Rib-Eye Steaks with Garbanzo and Green Bean Salad

Rib-Eye Steaks with Garbanzo and Green Bean Salad
Rib-Eye Steaks with Garbanzo and Green Bean Salad
Mesquite seasoning is a spice blend sold in the spice section of many supermarkets.
  • Preparing Time: -
  • Total Time: -
  • Served Person: Makes 4 servings
Quick & Easy High Fiber Father's Day Dinner Steak Green Bean Chickpea Pan-Fry Bon Appétit Dairy Free Wheat/Gluten-Free Peanut Free Tree Nut Free Soy Free No Sugar Added Kosher
  • 1 teaspoon chili powder
  • 1/2 cup chopped fresh cilantro
  • 1/2 cup chopped red onion
  • 3 tablespoons white wine vinegar
  • 4 tablespoons olive oil, divided

A Weeknight Winner: Rib-Eye Steaks with a Zesty Garbanzo and Green Bean Salad

As a busy working mom, I'm always on the lookout for recipes that are both delicious and quick to make. This Rib-Eye Steaks with Garbanzo and Green Bean Salad recipe has become a staple in our weeknight dinner rotation. It's surprisingly easy to put together, even on those crazy evenings when time is of the essence, and the flavors are incredible. The mesquite seasoning adds a smoky depth to the perfectly cooked rib-eye steaks, while the vibrant garbanzo and green bean salad provides a refreshing counterpoint. The salad is light, bright, and packed with flavor – a perfect complement to the richness of the steak.
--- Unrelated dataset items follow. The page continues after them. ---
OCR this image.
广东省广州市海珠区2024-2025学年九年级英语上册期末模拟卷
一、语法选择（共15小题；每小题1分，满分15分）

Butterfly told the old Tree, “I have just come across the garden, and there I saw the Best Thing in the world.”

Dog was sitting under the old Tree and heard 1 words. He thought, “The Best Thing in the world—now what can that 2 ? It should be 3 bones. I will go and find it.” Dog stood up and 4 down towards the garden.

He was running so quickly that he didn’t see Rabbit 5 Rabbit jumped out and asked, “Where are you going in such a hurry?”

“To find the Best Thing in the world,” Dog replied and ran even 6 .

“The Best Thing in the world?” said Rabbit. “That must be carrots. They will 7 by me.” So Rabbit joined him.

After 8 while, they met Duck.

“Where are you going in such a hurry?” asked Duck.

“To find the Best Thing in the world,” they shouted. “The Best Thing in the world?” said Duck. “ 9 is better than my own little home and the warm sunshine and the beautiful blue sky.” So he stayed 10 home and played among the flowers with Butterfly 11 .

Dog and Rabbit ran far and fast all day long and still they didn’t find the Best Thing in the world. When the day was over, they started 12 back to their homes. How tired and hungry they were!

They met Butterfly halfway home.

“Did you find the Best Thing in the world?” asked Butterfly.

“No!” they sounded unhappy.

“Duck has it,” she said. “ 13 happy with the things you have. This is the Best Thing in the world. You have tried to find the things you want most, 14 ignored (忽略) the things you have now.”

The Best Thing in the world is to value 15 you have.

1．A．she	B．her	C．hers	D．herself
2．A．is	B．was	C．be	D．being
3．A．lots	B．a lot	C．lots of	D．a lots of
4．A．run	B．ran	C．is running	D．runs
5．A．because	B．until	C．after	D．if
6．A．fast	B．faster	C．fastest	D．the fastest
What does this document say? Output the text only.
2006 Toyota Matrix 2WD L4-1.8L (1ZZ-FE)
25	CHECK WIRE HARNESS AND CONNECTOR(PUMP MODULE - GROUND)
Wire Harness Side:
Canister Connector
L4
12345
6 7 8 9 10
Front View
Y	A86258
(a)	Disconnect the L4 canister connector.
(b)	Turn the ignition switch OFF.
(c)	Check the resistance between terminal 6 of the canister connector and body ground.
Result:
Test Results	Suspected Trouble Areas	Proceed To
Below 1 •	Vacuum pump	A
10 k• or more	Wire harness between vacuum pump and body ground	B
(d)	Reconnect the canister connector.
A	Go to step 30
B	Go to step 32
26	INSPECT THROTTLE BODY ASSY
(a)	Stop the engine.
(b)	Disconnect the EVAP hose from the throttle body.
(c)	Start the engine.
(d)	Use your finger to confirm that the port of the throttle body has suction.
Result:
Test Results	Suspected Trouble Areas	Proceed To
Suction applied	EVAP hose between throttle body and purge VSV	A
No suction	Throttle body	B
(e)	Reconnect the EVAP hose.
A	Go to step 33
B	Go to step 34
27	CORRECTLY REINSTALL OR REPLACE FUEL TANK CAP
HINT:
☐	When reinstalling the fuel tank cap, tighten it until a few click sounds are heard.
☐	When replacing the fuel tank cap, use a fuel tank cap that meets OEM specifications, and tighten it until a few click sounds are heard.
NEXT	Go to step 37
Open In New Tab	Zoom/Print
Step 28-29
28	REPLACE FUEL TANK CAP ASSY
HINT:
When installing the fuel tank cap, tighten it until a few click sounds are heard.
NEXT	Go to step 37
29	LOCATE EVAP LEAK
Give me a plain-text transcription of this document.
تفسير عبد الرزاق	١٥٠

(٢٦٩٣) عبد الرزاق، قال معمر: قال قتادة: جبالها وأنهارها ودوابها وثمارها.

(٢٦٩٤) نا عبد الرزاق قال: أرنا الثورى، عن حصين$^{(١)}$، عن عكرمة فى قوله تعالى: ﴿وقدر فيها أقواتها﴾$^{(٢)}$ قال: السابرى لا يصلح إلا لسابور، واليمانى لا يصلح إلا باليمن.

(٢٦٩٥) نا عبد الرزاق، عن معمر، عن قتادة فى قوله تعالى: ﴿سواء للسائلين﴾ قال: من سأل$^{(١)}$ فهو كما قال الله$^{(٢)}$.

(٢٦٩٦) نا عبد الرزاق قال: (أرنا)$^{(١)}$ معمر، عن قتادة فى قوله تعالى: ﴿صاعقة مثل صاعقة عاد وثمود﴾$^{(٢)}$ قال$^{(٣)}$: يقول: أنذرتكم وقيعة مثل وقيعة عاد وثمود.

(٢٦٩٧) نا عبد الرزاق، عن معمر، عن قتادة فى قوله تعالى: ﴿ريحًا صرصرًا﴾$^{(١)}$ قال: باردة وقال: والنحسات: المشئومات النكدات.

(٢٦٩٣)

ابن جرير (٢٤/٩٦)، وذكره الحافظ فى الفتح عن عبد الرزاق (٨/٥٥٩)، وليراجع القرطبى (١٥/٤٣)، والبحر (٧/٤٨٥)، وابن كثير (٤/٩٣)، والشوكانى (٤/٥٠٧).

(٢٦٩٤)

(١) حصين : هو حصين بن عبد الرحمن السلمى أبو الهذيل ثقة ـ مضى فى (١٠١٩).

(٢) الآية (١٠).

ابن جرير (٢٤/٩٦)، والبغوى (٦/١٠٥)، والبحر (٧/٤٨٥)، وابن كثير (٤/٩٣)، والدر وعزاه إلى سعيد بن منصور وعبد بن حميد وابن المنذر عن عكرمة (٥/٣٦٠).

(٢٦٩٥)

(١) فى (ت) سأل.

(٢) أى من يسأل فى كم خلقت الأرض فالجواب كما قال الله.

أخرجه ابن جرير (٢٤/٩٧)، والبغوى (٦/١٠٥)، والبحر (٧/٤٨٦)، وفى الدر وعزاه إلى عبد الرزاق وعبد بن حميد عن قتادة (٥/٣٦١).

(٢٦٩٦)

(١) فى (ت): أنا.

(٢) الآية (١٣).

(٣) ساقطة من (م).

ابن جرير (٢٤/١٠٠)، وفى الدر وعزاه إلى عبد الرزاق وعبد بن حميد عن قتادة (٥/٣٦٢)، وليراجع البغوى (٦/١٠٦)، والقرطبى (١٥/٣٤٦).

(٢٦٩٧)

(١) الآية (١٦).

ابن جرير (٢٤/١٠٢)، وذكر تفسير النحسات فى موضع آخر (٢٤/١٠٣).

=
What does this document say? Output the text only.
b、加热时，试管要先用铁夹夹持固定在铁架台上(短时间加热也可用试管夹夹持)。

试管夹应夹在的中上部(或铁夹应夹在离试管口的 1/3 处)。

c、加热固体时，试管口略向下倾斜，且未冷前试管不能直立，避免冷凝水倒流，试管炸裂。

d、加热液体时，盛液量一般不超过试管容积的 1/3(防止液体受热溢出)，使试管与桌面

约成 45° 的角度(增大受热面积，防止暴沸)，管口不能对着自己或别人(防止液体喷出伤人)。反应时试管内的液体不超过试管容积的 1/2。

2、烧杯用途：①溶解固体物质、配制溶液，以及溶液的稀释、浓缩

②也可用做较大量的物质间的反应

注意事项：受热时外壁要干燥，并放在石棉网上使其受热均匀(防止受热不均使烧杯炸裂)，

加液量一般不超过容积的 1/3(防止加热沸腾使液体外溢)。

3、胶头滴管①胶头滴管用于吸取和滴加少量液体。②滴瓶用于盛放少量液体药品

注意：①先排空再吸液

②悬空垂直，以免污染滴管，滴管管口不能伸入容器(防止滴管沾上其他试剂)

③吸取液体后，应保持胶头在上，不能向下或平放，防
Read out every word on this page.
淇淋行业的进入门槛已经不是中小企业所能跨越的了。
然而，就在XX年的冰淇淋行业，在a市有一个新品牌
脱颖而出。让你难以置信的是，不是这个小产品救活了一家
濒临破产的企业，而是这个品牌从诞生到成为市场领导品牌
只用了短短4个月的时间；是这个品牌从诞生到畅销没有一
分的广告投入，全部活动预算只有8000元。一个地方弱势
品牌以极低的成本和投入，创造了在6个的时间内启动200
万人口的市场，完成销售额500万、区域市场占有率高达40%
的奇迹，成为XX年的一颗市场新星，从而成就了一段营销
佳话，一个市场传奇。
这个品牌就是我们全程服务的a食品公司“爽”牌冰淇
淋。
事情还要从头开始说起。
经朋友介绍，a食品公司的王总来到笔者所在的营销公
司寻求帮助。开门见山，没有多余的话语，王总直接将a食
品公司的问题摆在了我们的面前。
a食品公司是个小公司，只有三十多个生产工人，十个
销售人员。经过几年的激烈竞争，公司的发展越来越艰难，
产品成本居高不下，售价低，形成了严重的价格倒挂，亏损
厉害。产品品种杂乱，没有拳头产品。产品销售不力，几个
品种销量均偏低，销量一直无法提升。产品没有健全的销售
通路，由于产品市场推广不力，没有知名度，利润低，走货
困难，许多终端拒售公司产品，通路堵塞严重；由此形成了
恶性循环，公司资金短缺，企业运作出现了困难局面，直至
What I love most about this recipe is its versatility. Feel free to adjust the seasoning to your liking. Experiment with different herbs and spices to create your own unique flavor profile. You can also easily swap out the garbanzo beans for other beans like chickpeas or cannellini beans. The green beans can be replaced with other vegetables such as asparagus or snap peas depending on the season and your preference. The key is to keep the flavors balanced and exciting. It's a meal that’s always a hit, even with the pickiest eaters in my family. The combination of tender, flavorful steak and a zesty salad is a winning combination for any occasion.

This recipe is more than just a meal; it's a celebration of simple, fresh ingredients and the joy of creating something delicious without spending hours in the kitchen. The speed and ease of preparation make it a perfect choice for busy weeknights, while the exquisite flavors elevate it to a restaurant-quality experience. I've found that the mesquite seasoning brings a really unique flavor that sets this recipe apart. It's not overpowering, but rather adds a subtle smokiness that complements the steak perfectly. The salad is the perfect foil to the richness of the steak – it's light, refreshing, and full of vibrant flavors. It's a recipe that I'm confident you'll add to your regular dinner rotation, just like I have.

Tips for Success:

  • Choose quality ingredients: The flavor of this dish really shines when you use good quality rib-eye steaks. Look for steaks that are well-marbled for optimal tenderness and flavor.
  • Don't overcrowd the pan: When cooking the steaks, make sure not to overcrowd the pan. This will ensure that the steaks cook evenly and develop a nice crust.
  • Cook to your liking: Adjust the cooking time of the steaks depending on your preferred level of doneness.
  • Prep ahead: You can prepare the salad ahead of time and store it in the refrigerator until you're ready to serve. This will save you time on busy weeknights.
  • Serve immediately: For the best flavor and texture, serve the steaks and salad immediately after cooking.

This recipe is perfect for a casual weeknight dinner, a weekend brunch, or even a small get-together with friends. Its simple elegance and satisfying flavors make it a true crowd-pleaser. It's a testament to the fact that delicious doesn't have to be complicated – sometimes, the simplest recipes are the most rewarding. I highly recommend adding this to your repertoire of go-to meals – trust me, it will become a favorite in no time.

Enjoy!

Step-by-step

    • Cook haricots verts in large nonstick skillet of boiling salted water until crisp-tender, 2 to 3 minutes. Drain.
    • Transfer to large bowl. Add garbanzos and onion. Reserve skillet.
    • Whisk 3 tablespoons oil, vinegar, and lemon peel in small bowl to blend. Add dressing to bean mixture and toss to coat. Stir in cilantro. Season with salt and pepper.
    • Sprinkle mesquite seasoning and chili powder over both sides of steaks, then sprinkle with salt and pepper.
    • Heat remaining 1 tablespoon oil in reserved skillet over medium heat. Add steaks to skillet and cook to desired doneness, 5 to 6 minutes per side for medium-rare.
    • Divide salad among 4 plates. Slice steaks crosswise; divide among plates.